Pagi ini cukup cerah untuk memulai aktivitas. Setengah tujuh terpampang jelas di jam yang melingkar di pergelangan tanganku. Lekas aku menyesap segelas susu yang ada di meja dan merapikan seragamku, lalu pamit kepada bunda.
“Hati-hati. Naik ojek depan komplek aja, kesiangan kan?” Tanya bunda, aku hanya menganggukan kepalaku dan melenggang keluar rumah.
Aku berjalan sampai depan komplek, dan benar saja kemacetan sudah terlihat, seperti bunda bilang. Aku memasang earphone ku dan naik ojek. Lampu merah terlihat, dan kendaraan pun berhenti. Aku menolehkan kepalaku ke bus metro mini yang ada di sebelah kananku, bermaksud untuk berkaca, aku malah mendapatkan sesosok gadis manis di dalamnya. Sepertinya dia sedang resah, sama sepertiku. Cantik sekali, mata bulatnya, rambut kuncir kudanya, natural. Dia melihat jam tangannya, lalu menolehkan kepalanya ke arahku. Akupun memalingkan pandanganku ke arah lain.
                “BRUK..” aku menabrak lelaki gendut di balik pintu kelas, aku tak melihatnya. Aku terjatuh dengan cokelat di bajuku. Sontak aku berdiri, dengan dibantu beberapa teman kelas. Lelaki gendut itu mengeluarkan sapu tangan dan mencoba membersihkan bajuku yang kotor karenanya.
“Gak usah.” Aku menampik tangannya dan duduk di kursiku.
“Dia siapa sih?” tanyaku ke Rama yang ada di sebelahku.
“Katanya sih anak kepala sekolah, kabarnya dia disini cuma 3 bulan aja, ndrew.”
“3 bulan? Kok gitu?”
“Iya jadi katanya dia punya keterbatasan sejak lulus smp, kelainan mental gitu. Padahal dia sempet sekolah tk-sd-smp. Kepala sekolah mau buktiin kalau anaknya itu normal dan bisa beradaptasi seperti anak lainnya. Makanya dicoba disekolahin dulu disini.”
 “Oh. Iya sih keliatan juga. Aneh.” Rama menaruh jari telunjuknya di bibirnya, mengisyaratkan bahwa aku harus berhenti berbicara.

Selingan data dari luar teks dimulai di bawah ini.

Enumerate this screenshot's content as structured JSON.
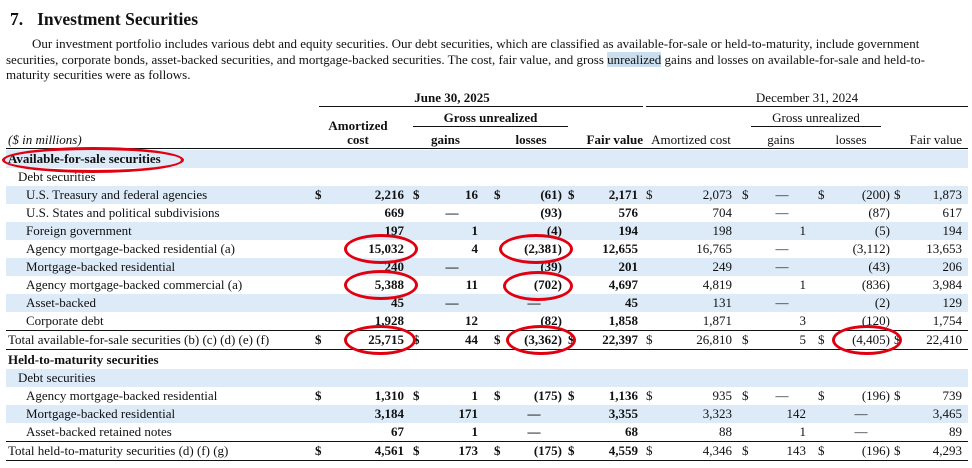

Kepala sekolah masuk ke dalam kelasku dan memperkenalkan anak lelaki gendut itu. Namanya Reno. Selama ibunya—yang juga kepala sekolah—berbicara, dia hanya sibuk dengan cokelat yang jelas-jelas tadi sudah mengotori baju putihku ini. Anak aneh.
                Bel istirahat berbunyi, anak kelas pun berhamburan keluar kelas. Aku menunggu kelas sepi, supaya tidak desak-desakkan. Anak aneh itu masih di kursinya, aku memperhatikan gerak-geriknya, seperti tidak mempunyai masa depan. Pandangannya kabur. Perlahan aku mendekatinya. Dengan percaya diri aku memulai percakapan
“Eh anak aneh. Enggak ke kantin?” tanyaku sambil duduk menghadapnya.
“Aku tidak akan kemana-mana.” jawabnya datar.
“Emang enggak bosen? Makan mulu tambah gendut lo!” ujarku sambil tertawa.
Dia menatapku tajam, seperti ingin memangsaku.
                Sorry sorry enggak maksud. Beneran nih mau disini aja?” tanyaku sekali lagi.
                Reno hanya diam dan menunduk.
                “Yaudah, gue duluan ya.” aku meninggalkannya sendirian di dalam kelas.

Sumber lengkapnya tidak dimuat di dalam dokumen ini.